Zusammenfassung der Kapitel
Einleitung: Die Arbeit untersucht die Konnotationen von Homosexualität im öffentlichen Bewusstsein Russlands zwischen 1986 und 1994, fokussiert auf Arbeitslager, Psychiatrie, AIDS und Feminismus. Diese Kontexte prägen das Bild von Homosexuellen und deren Leben in der Gesellschaft, wobei Stereotype und Diskurse sowohl aus Realitäten abgeleitet als auch diese beeinflussen können. Der Zeitraum wurde aufgrund der Glasnost-Politik und der Entkriminalisierung homosexueller Handlungen gewählt. Primärquellen sind Artikel und Leserbriefe in russischen Medien, ergänzt durch Erinnerungen eines ehemaligen Häftlings und Texte russischer Wissenschaftler und der Frauenbewegung.
Geschichte der Homosexualität in Russland: Dieses Kapitel beleuchtet die historische Verfolgung von Homosexualität in Russland, beginnend mit der frühchristlichen Verurteilung als Todsünde, über die Strafen unter Peter I. bis hin zum Artikel 121 des Strafgesetzbuches der Sowjetunion. Es wird die relative Nachlässigkeit der zaristischen Regierung bei der Durchsetzung der Gesetze hervorgehoben, die das Aufblühen homoerotischer Kunst ermöglichte. Die scheinbare Toleranz der 1920er Jahre wird mit der späteren, stark ideologisierten Kriminalisierung unter Stalin kontrastiert, wobei Homosexualität zur Verfolgung politischer Gegner instrumentalisiert wurde. Das Kapitel endet mit der Aufhebung des Artikels 121 im Jahr 1993 und der darauffolgenden Gesetzesänderungen.
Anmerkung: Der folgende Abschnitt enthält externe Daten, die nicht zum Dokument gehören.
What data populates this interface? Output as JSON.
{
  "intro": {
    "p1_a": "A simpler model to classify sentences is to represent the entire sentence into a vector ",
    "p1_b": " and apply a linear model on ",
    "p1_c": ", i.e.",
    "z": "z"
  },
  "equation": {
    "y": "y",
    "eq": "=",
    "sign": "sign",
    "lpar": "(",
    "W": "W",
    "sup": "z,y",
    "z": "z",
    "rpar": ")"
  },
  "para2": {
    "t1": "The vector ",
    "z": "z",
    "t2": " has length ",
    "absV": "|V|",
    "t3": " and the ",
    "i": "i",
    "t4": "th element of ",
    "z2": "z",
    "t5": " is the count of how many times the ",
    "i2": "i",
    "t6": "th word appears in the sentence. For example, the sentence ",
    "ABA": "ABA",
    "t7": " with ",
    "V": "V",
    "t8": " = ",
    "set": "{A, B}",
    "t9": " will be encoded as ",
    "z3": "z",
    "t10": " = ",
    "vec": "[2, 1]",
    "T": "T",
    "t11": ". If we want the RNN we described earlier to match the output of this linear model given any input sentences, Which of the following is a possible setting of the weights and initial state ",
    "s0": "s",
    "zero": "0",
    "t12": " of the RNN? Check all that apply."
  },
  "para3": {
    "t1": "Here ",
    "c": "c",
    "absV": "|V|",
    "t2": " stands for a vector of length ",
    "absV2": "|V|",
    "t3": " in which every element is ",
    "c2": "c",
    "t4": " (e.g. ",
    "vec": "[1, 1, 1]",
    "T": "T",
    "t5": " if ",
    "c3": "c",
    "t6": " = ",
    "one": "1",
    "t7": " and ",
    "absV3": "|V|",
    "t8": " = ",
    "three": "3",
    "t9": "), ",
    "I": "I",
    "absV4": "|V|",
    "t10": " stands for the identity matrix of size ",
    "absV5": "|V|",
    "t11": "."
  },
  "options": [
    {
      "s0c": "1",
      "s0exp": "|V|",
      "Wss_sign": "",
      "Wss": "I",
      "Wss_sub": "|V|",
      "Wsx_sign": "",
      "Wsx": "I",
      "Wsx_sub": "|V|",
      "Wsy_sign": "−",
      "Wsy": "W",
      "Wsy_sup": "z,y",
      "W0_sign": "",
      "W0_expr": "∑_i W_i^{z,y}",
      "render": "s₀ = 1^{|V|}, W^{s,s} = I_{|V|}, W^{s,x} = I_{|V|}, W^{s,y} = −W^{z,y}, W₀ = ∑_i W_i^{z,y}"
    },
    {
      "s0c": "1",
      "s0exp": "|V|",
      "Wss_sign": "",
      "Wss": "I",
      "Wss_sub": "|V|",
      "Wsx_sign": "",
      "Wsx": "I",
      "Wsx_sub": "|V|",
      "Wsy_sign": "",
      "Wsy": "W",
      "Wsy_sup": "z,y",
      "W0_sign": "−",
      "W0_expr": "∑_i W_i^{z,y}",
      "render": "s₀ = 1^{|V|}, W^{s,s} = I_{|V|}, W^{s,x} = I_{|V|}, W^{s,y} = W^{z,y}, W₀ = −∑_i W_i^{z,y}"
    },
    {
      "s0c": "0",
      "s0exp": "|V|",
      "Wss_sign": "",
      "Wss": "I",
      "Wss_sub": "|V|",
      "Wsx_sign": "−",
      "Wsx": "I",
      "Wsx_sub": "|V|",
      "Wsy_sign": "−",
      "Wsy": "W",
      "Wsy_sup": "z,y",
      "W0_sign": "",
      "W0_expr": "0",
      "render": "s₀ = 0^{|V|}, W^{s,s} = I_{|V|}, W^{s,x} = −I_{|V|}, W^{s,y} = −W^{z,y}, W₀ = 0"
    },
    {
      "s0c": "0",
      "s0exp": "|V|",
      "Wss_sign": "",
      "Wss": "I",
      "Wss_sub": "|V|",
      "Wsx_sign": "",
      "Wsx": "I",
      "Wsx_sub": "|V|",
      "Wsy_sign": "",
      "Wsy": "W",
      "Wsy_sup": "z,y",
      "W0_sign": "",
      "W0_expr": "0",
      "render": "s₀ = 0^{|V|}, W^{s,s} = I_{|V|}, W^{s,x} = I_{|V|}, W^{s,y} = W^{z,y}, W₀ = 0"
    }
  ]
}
Bilder von Homosexualität(en): Dieses Kapitel analysiert vier Aspekte, in denen Homosexualität im gesellschaftlichen Bewusstsein verankert ist: Straflager, Psychiatrie, AIDS und Feminismus. Es wird die geschlechtsspezifische Bedeutung dieser Assoziationen betont, wobei Straflager eher mit männlicher und Psychiatrie mit weiblicher Homosexualität verbunden werden.
Strafgefangenenlager: In den Straflagern wurde die erzwungene Homosozialität nicht unbedingt zu einer Zunahme von tatsächlichen homosexuellen Beziehungen, sondern diente der Etablierung einer Hierarchie. „Homosexualität“ wurde als Schimpfwort verwendet, um Häftlinge zu erniedrigen, wobei der passive Part im homosexuellen Akt als besonders abwertend galt. Dies spiegelte bestehende Geschlechterstereotype wider und zeigt, wie Vorurteile aus der Außenwelt in die Lagerrealität transportiert und für die Machtstrukturen genutzt wurden. Die Entkriminalisierung homosexueller Handlungen hatte auf diese Lagerhierarchien keinen direkten Einfluss.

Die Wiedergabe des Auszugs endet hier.